The null: false database constraints make sure that the email and password_digest fields must always be present.

The index: { unique: true } index ensures that there can't be two users with the same email address in the database. It also makes the search for a user by email address faster, and we will search users by email address when signing in later in this course.

We can now safely run the migration:

bin/rails db:migrate

If we run rails test now, we will see that they are failing with the following error:

ActiveRecord::RecordNotUnique: RuntimeError: UNIQUE constraint failed: users.email

This is because we didn't update the automatically generated fixture:

# test/fixtures/users.yml

# Read about fixtures at https://api.rubyonrails.org/classes/ActiveRecord/FixtureSet.html

one:
  email: MyString
  password_digest: MyString

two:
  email: MyString
  password_digest: MyString

As we added the unique: true constraint to the email field, we can't have two users with the same email address in the database. We should update the fixture to reflect this:

# test/fixtures/users.yml

alex:
  email: [email protected]
  password_digest: TODO

Now, as we saw earlier, we need to hash our users' passwords before storing them in the database. To do this, we are going to stick with Rails defaults and use bcrypt. In the Gemfile, we can uncomment the following line:

# Gemfile

gem "bcrypt", "~> 3.1.7"

We then need to install the gem:

bundle install

Don't forget to restart your Rails server after installing a new gem!
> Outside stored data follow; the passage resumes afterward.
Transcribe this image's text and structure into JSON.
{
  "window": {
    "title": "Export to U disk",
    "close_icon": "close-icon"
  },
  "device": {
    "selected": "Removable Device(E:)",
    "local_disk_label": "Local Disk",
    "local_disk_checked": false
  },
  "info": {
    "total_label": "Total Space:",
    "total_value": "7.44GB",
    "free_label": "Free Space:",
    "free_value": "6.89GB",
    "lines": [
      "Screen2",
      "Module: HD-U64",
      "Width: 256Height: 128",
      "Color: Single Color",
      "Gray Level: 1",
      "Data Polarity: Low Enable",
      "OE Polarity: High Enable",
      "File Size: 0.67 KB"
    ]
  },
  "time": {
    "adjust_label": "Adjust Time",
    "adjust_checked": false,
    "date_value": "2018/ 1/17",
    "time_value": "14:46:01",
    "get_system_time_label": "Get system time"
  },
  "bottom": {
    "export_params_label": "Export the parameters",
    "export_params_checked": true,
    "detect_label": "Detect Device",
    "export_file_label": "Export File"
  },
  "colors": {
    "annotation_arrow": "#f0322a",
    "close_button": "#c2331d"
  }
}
We are now ready to use bcrypt in order to hash users' passwords. In the users.yml fixture file, we can use the BCrypt::Password.create method to hash the password:

# test/fixtures/users.yml

alex:
  email: [email protected]
  password_digest: <%= BCrypt::Password.create("password") %>

Alex's password is "password" and we store a hash of this string in the database thanks to the BCrypt::Password.create method.

We can check that it worked as expected by running the tests to load the fixtures and then run the rails console in the test environment:

bin/rails test
RAILS_ENV=test bin/rails console

As we are in the test environment, we should have access to the fixtures:

alex = User.first
# => #<User id: 980190962, email: "[email protected]", password_digest: "[Filtered]">

# The value stored in the password_digest column is a hash
alex.password_digest
# => "$2a$12$bRZAa4OE/NW00g4TmIyUF.m6WfoHxFYN6WhgvuJUz6gyZrQatIARW"
# Your value will be different from mine here thanks to the salt!

# As hashing is deterministic, we can rehash the "password" string
# with the same salt and compare it to the value stored in the database
BCrypt::Password.new(alex.password_digest) == "password"
# => true

Note: Let's analyze the bcrypt hashed password to see the different parts that we talked about in the hashing section of this lesson:

alex.password_digest
# => "$2a$12$bRZAa4OE/NW00g4TmIyUF.m6WfoHxFYN6WhgvuJUz6gyZrQatIARW"

hash = BCrypt::Password.new(alex.password_digest)
# => "$2a$12$bRZAa4OE/NW00g4TmIyUF.m6WfoHxFYN6WhgvuJUz6gyZrQatIARW"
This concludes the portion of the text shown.